Address verification delays show wider government disconnect

The minister also addressed recurring complaints about slow address verification, describing it as a symptom of wider system disconnects across government. He explained that residents can be sent back and forth between the civil registry and VROMI when one system does not reflect what exists in another.

He gave an example where an address exists within VROMI records but is not reflected within the Civil Registry of St. Maarten, resulting in delays even when the request is routine. He also pointed to inconsistencies in how roads are recorded, where a road name in the cadastre may differ from the name used elsewhere, turning a simple verification into a drawn-out internal process.

To address this, Minister Gumbs said VROMI is working on an MOU with the Kadaster St. Maarten to improve alignment and speed up address-related processes.

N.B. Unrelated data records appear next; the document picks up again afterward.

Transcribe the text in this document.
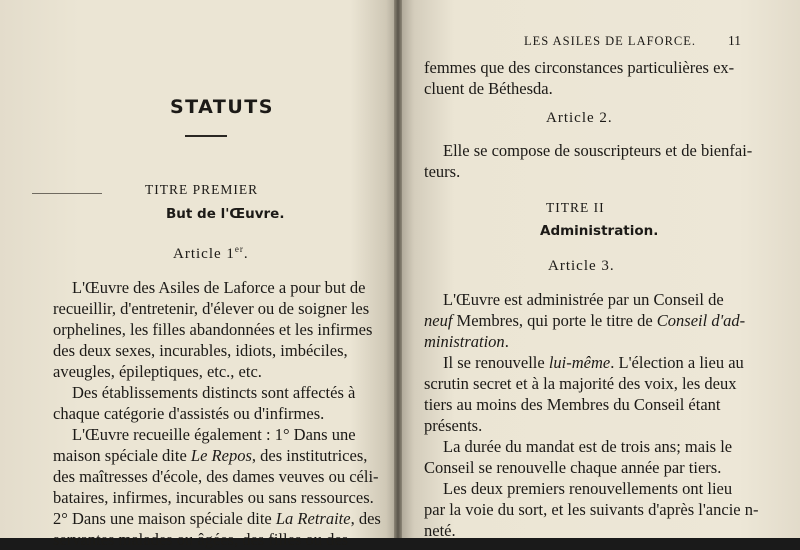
STATUTS
TITRE PREMIER
But de l'Œuvre.
Article 1er.
L'Œuvre des Asiles de Laforce a pour but de
recueillir, d'entretenir, d'élever ou de soigner les
orphelines, les filles abandonnées et les infirmes
des deux sexes, incurables, idiots, imbéciles,
aveugles, épileptiques, etc., etc.
Des établissements distincts sont affectés à
chaque catégorie d'assistés ou d'infirmes.
L'Œuvre recueille également : 1° Dans une
maison spéciale dite Le Repos, des institutrices,
des maîtresses d'école, des dames veuves ou céli-
bataires, infirmes, incurables ou sans ressources.
2° Dans une maison spéciale dite La Retraite, des
servantes malades ou âgées, des filles ou des
LES ASILES DE LAFORCE. 11
femmes que des circonstances particulières ex-
cluent de Béthesda.
Article 2.
Elle se compose de souscripteurs et de bienfai-
teurs.
TITRE II
Administration.
Article 3.
L'Œuvre est administrée par un Conseil de
neuf Membres, qui porte le titre de Conseil d'ad-
ministration.
Il se renouvelle lui-même. L'élection a lieu au
scrutin secret et à la majorité des voix, les deux
tiers au moins des Membres du Conseil étant
présents.
La durée du mandat est de trois ans; mais le
Conseil se renouvelle chaque année par tiers.
Les deux premiers renouvellements ont lieu
par la voie du sort, et les suivants d'après l'ancie n-
neté.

Linking reform to economic development

The Minister added that government’s role is to support economic development through strong policies, and he connected VROMI’s reform agenda to broader concerns being raised publicly about whether government procedures and policy infrastructure have kept pace with St. Maarten’s growth. He referenced discussions occurring this week at a socioeconomic gathering hosted by Ministry of Tourism, Economic Affairs, Transport and Telecommunication, noting that the island’s procedural and policy infrastructure needs modernization alongside physical infrastructure.

He said the ministry will continue taking steps to modernize laws, improve capacity, align systems across government, and strengthen the decision-making environment so that services are delivered faster, more consistently, and with reduced exposure to integrity risks.